By Nathan Grayson on April 25th, 2014 at 11:00 am.
Something is rotten in the state of Denmark. No wait, blocks. Something is blocks in the state of Denmark. And by that, I mean everything. This isn’t just an approximation, either. It’s a 1:1 recreation of Denmark based on real-life data collected by the Danish GeoData Agency. Countless places, things, and well-known television show space ships have been reborn, phoenix-like, by way of Minecraft’s blocky black magic, but I don’t think we’ve ever seen anything quite like this.
Wild, right? The stats behind this massive undertaking make it even crazier. Creators Simon Kokkendorf and Thorbjørn Nielsen from the Danish Geodatastyrelsen are housing their homeland across three servers, to the tune of roughly 4 billion blocks. The whole thing constitutes 1TB of data.
You can roam around on their servers, or you can download Denmark (that still sounds strange to say) in 10km x 10km chunks. The servers will evaporate in October, so either cherish your virtual getaway/geography lesson while you can or drop an entire country on your hard drive and then, er, probably buy another hard drive.
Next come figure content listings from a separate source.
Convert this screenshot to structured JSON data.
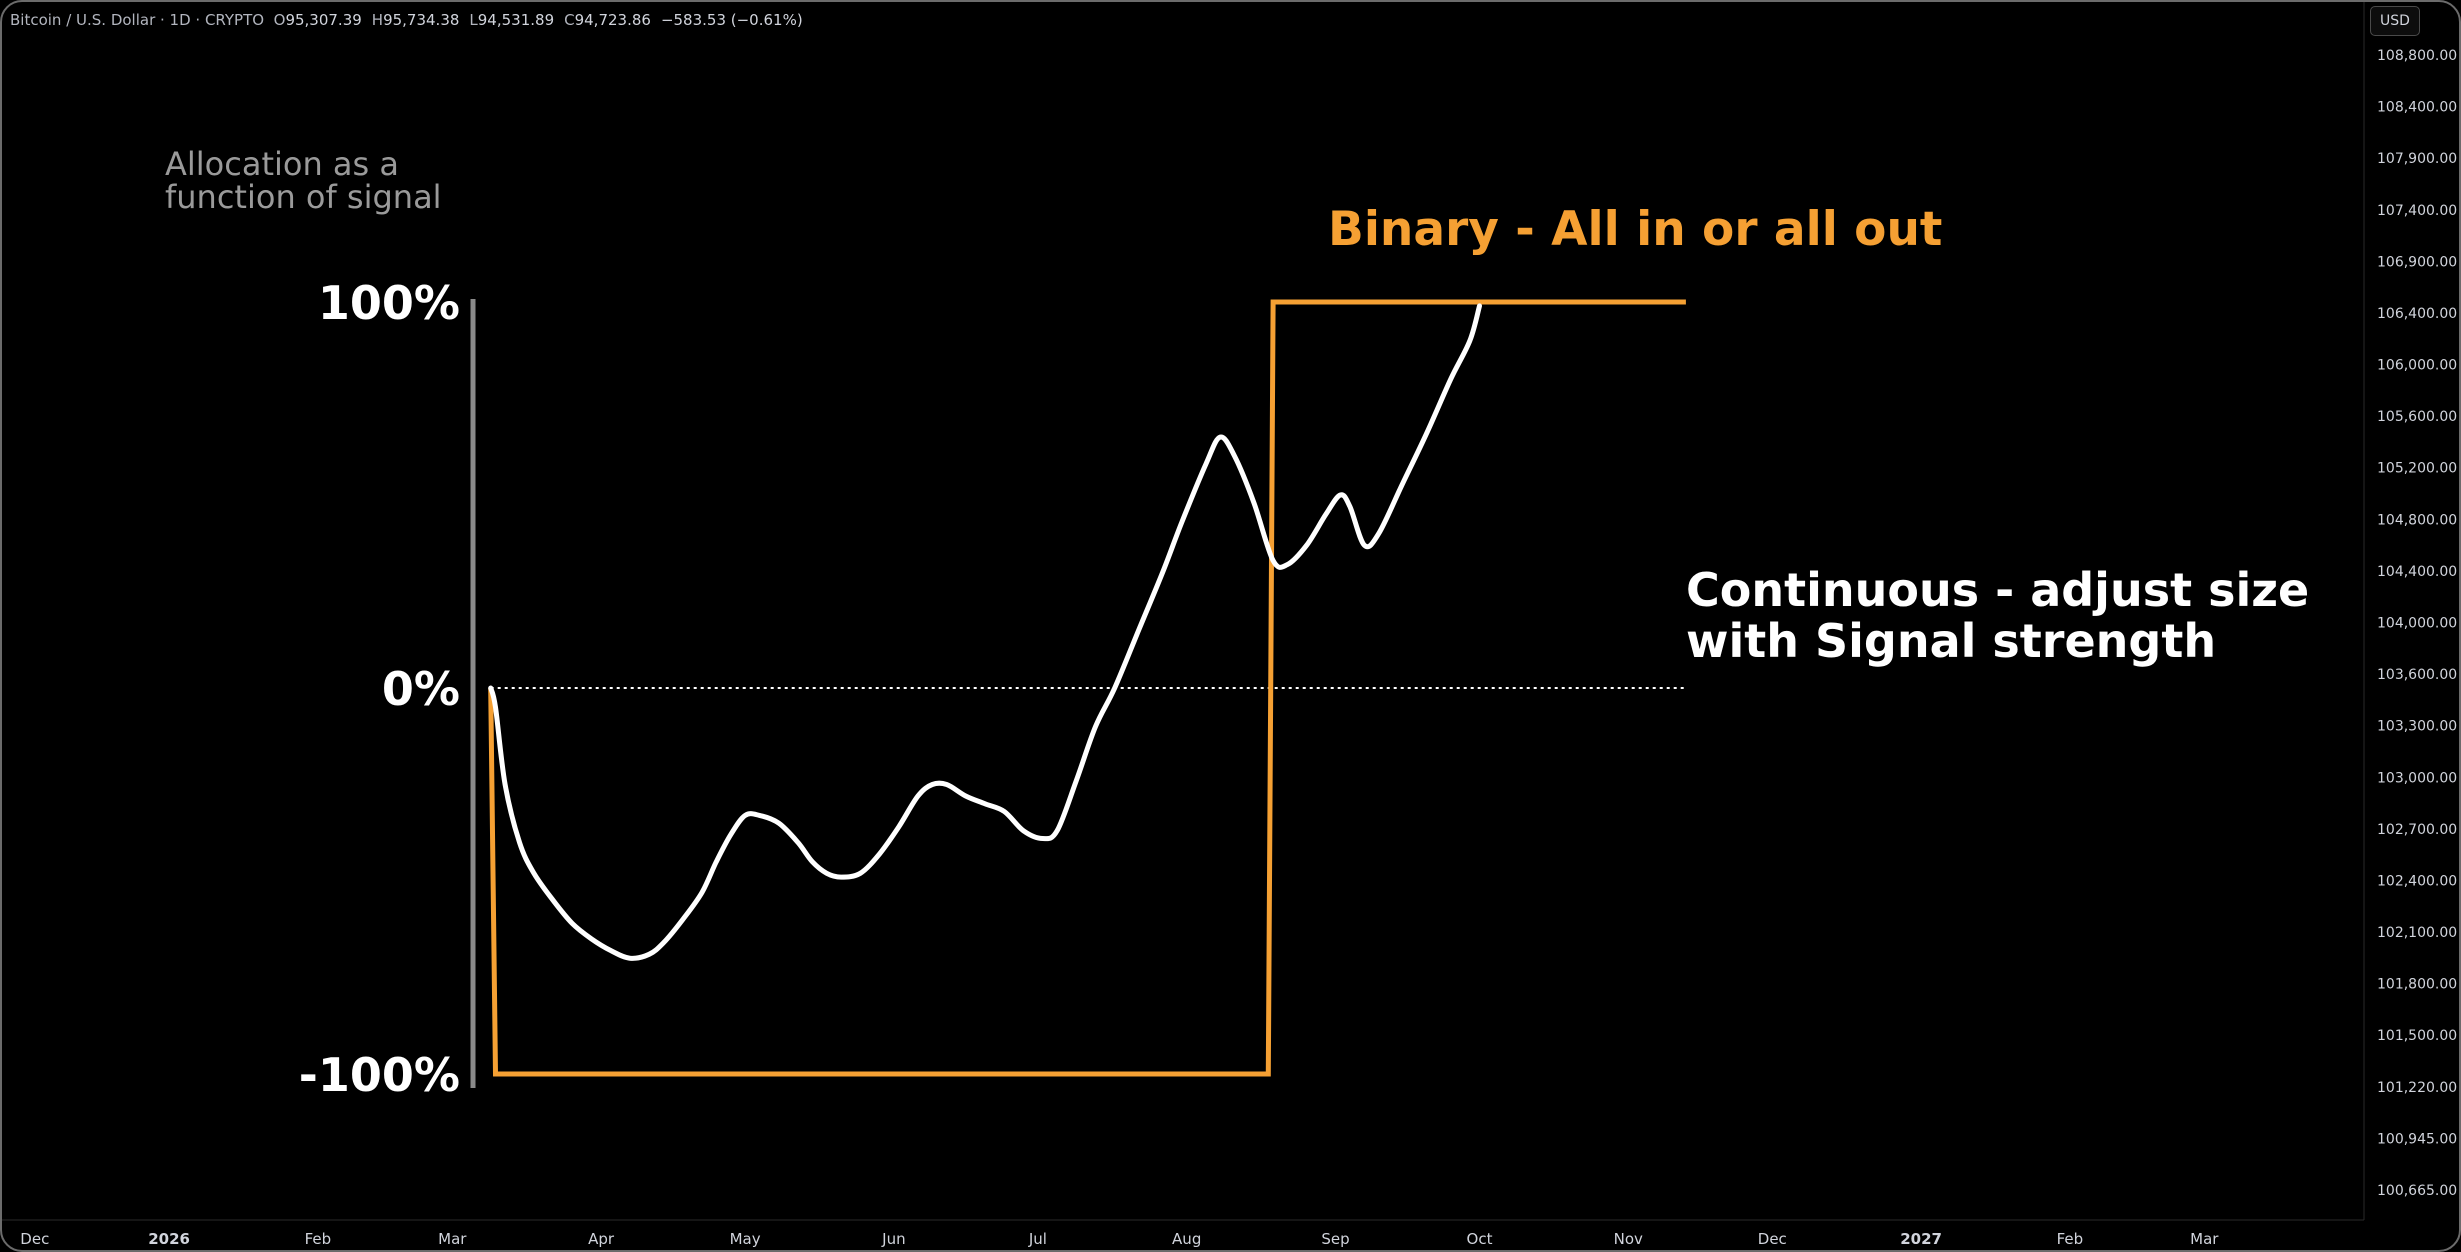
{
  "symbol_legend": {
    "symbol": "Bitcoin / U.S. Dollar · 1D · CRYPTO",
    "open_label": "O",
    "open": "95,307.39",
    "high_label": "H",
    "high": "95,734.38",
    "low_label": "L",
    "low": "94,531.89",
    "close_label": "C",
    "close": "94,723.86",
    "change": "−583.53 (−0.61%)"
  },
  "currency": "USD",
  "annotations": {
    "allocation_line1": "Allocation as a",
    "allocation_line2": "function of signal",
    "binary_label": "Binary - All in or all out",
    "continuous_line1": "Continuous - adjust size",
    "continuous_line2": "with Signal strength"
  },
  "colors": {
    "background": "#000000",
    "binary": "#f5a033",
    "continuous": "#ffffff",
    "axis_text": "#d1d4dc",
    "muted_text": "#9a9a9a"
  },
  "chart_data": {
    "type": "line",
    "x_unit": "day-of-year 2026",
    "y_unit": "allocation %",
    "ylim": [
      -100,
      100
    ],
    "y_ticks": [
      {
        "value": 100,
        "label": "100%"
      },
      {
        "value": 0,
        "label": "0%"
      },
      {
        "value": -100,
        "label": "-100%"
      }
    ],
    "zero_line": {
      "style": "dotted",
      "from": 67,
      "to": 316
    },
    "series": [
      {
        "style": "binary",
        "points": [
          [
            67,
            0
          ],
          [
            68,
            -100
          ],
          [
            229,
            -100
          ],
          [
            230,
            100
          ],
          [
            316,
            100
          ]
        ]
      },
      {
        "style": "continuous",
        "points": [
          [
            67,
            0
          ],
          [
            68,
            -5
          ],
          [
            70,
            -25
          ],
          [
            73,
            -40
          ],
          [
            76,
            -48
          ],
          [
            80,
            -55
          ],
          [
            84,
            -61
          ],
          [
            88,
            -65
          ],
          [
            92,
            -68
          ],
          [
            96,
            -70
          ],
          [
            100,
            -69
          ],
          [
            103,
            -66
          ],
          [
            107,
            -60
          ],
          [
            111,
            -53
          ],
          [
            114,
            -45
          ],
          [
            117,
            -38
          ],
          [
            120,
            -33
          ],
          [
            123,
            -33
          ],
          [
            127,
            -35
          ],
          [
            131,
            -40
          ],
          [
            134,
            -45
          ],
          [
            137,
            -48
          ],
          [
            140,
            -49
          ],
          [
            144,
            -48
          ],
          [
            148,
            -43
          ],
          [
            152,
            -36
          ],
          [
            156,
            -28
          ],
          [
            159,
            -25
          ],
          [
            162,
            -25
          ],
          [
            166,
            -28
          ],
          [
            170,
            -30
          ],
          [
            174,
            -32
          ],
          [
            178,
            -37
          ],
          [
            182,
            -39
          ],
          [
            185,
            -37
          ],
          [
            189,
            -24
          ],
          [
            193,
            -10
          ],
          [
            197,
            0
          ],
          [
            202,
            15
          ],
          [
            207,
            30
          ],
          [
            211,
            43
          ],
          [
            216,
            58
          ],
          [
            219,
            65
          ],
          [
            222,
            60
          ],
          [
            226,
            48
          ],
          [
            230,
            33
          ],
          [
            233,
            32
          ],
          [
            237,
            37
          ],
          [
            241,
            45
          ],
          [
            244,
            50
          ],
          [
            246,
            47
          ],
          [
            249,
            37
          ],
          [
            252,
            40
          ],
          [
            257,
            53
          ],
          [
            262,
            66
          ],
          [
            267,
            80
          ],
          [
            271,
            90
          ],
          [
            273,
            99
          ]
        ]
      }
    ]
  },
  "price_axis": {
    "ticks": [
      {
        "value": "108,800.00",
        "label": "108,800.00"
      },
      {
        "value": "108,400.00",
        "label": "108,400.00"
      },
      {
        "value": "107,900.00",
        "label": "107,900.00"
      },
      {
        "value": "107,400.00",
        "label": "107,400.00"
      },
      {
        "value": "106,900.00",
        "label": "106,900.00"
      },
      {
        "value": "106,400.00",
        "label": "106,400.00"
      },
      {
        "value": "106,000.00",
        "label": "106,000.00"
      },
      {
        "value": "105,600.00",
        "label": "105,600.00"
      },
      {
        "value": "105,200.00",
        "label": "105,200.00"
      },
      {
        "value": "104,800.00",
        "label": "104,800.00"
      },
      {
        "value": "104,400.00",
        "label": "104,400.00"
      },
      {
        "value": "104,000.00",
        "label": "104,000.00"
      },
      {
        "value": "103,600.00",
        "label": "103,600.00"
      },
      {
        "value": "103,300.00",
        "label": "103,300.00"
      },
      {
        "value": "103,000.00",
        "label": "103,000.00"
      },
      {
        "value": "102,700.00",
        "label": "102,700.00"
      },
      {
        "value": "102,400.00",
        "label": "102,400.00"
      },
      {
        "value": "102,100.00",
        "label": "102,100.00"
      },
      {
        "value": "101,800.00",
        "label": "101,800.00"
      },
      {
        "value": "101,500.00",
        "label": "101,500.00"
      },
      {
        "value": "101,220.00",
        "label": "101,220.00"
      },
      {
        "value": "100,945.00",
        "label": "100,945.00"
      },
      {
        "value": "100,665.00",
        "label": "100,665.00"
      }
    ]
  },
  "time_axis": {
    "ticks": [
      {
        "label": "Dec",
        "day": -31,
        "bold": false
      },
      {
        "label": "2026",
        "day": 0,
        "bold": true
      },
      {
        "label": "Feb",
        "day": 31,
        "bold": false
      },
      {
        "label": "Mar",
        "day": 59,
        "bold": false
      },
      {
        "label": "Apr",
        "day": 90,
        "bold": false
      },
      {
        "label": "May",
        "day": 120,
        "bold": false
      },
      {
        "label": "Jun",
        "day": 151,
        "bold": false
      },
      {
        "label": "Jul",
        "day": 181,
        "bold": false
      },
      {
        "label": "Aug",
        "day": 212,
        "bold": false
      },
      {
        "label": "Sep",
        "day": 243,
        "bold": false
      },
      {
        "label": "Oct",
        "day": 273,
        "bold": false
      },
      {
        "label": "Nov",
        "day": 304,
        "bold": false
      },
      {
        "label": "Dec",
        "day": 334,
        "bold": false
      },
      {
        "label": "2027",
        "day": 365,
        "bold": true
      },
      {
        "label": "Feb",
        "day": 396,
        "bold": false
      },
      {
        "label": "Mar",
        "day": 424,
        "bold": false
      }
    ]
  }
}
As you might expect, the Geodatastyrelsen has some pretty strict rules in place for its own servers. However, you are allowed to alter the landscape so long as you build something new yourself. So now the real fun begins. What will Denmark become with a million power-mad ant gods crawling around on its colossal back? I am intrigued. Also terrified, because I would flinch if the Internet were given a moldy scrap of napkin and a single half-eaten crayon, let alone an entire country.